Halywards are the pulleys and cord setup used to move the release clips in and out. Most are braided dacron or mono line, with glass rings or pulleys on shock cord used to maintain tension. The most expensive outriggers will have pulleys with locks.


Reliable rodriggers

What are some alternatives to outriggers?:

  • The  most popular alternative seems to be “rod riggers”. These are rod holders that fit into existing gunnel rod holders, and hold a rod sideways away from the boat – effectively using the fishing rod itself as a mini-outrigger.
  • A spinoff of the rod rigger is a device called the “Flat Line Boom” This is a patented device from Pelinet, Inc., which mounts a 4′ or 6′ aluminum boom into the rod holder, instead of using the fishing rod. The Flat Line Boom incorporates a rod holder as well, but the rod is held verticallyFlatline Boom diagram
  • In some cases, it may not be practical or legal to use outriggers. For example, many people who fly fish for billfish do not use outriggers because they might catch the flyline. Instead, they use teasers on short flatlines and a single long fishing rod to work the active teaser. For people fishing in Mexican waters, you are only allowed one line per angler. In a small skiff, that means you may legally have only two or three lines out.

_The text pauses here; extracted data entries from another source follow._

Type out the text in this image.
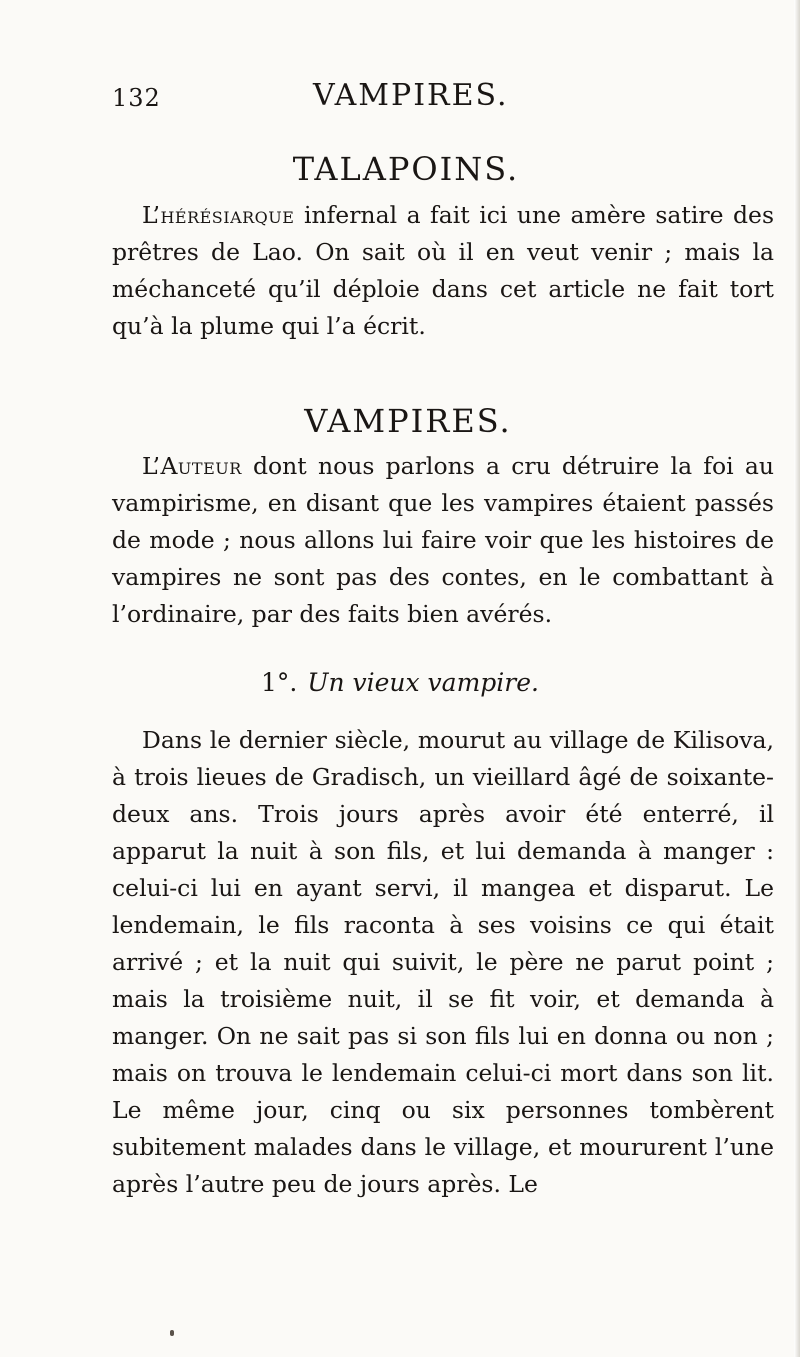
132	VAMPIRES.
TALAPOINS.

L’hérésiarque infernal a fait ici une amère satire des prêtres de Lao. On sait où il en veut venir ; mais la méchanceté qu’il déploie dans cet article ne fait tort qu’à la plume qui l’a écrit.

VAMPIRES.

L’Auteur dont nous parlons a cru détruire la foi au vampirisme, en disant que les vampires étaient passés de mode ; nous allons lui faire voir que les histoires de vampires ne sont pas des contes, en le combattant à l’ordinaire, par des faits bien avérés.

1°. Un vieux vampire.

Dans le dernier siècle, mourut au village de Kilisova, à trois lieues de Gradisch, un vieillard âgé de soixante-deux ans. Trois jours après avoir été enterré, il apparut la nuit à son fils, et lui demanda à manger : celui-ci lui en ayant servi, il mangea et disparut. Le lendemain, le fils raconta à ses voisins ce qui était arrivé ; et la nuit qui suivit, le père ne parut point ; mais la troisième nuit, il se fit voir, et demanda à manger. On ne sait pas si son fils lui en donna ou non ; mais on trouva le lendemain celui-ci mort dans son lit. Le même jour, cinq ou six personnes tombèrent subitement malades dans le village, et moururent l’une après l’autre peu de jours après. Le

Do outriggers help you catch more fish?

Under the right conditions, “yes”, but for small boat fishermen, the benefits may not outweigh the hassle of rigging and storing them. Alternatives exist which can be more effective under certain condition.

  • People that do a lot of trolling tend to use outriggers more. People who use a combination of trolling and live bait, do not use outriggers as often.
  • A general consensus is that they are not as necessary for tuna as they are for billfish, unless you are trolling specialized outfits like spreader bars or daisy chains. Outriggers on boats under 24′ are relatively rare.


We purchased a pair of Precision Marine econoline outriggers with gunnel mounts for Toy Boat 2. These are 12′ tubular fiberglass ‘riggers with inexpensive glass ring halyards.  In future posts, we’ll cover installation and setup issues, and talk about field performance. We also have rodriggers, and will be comparing them to outriggers.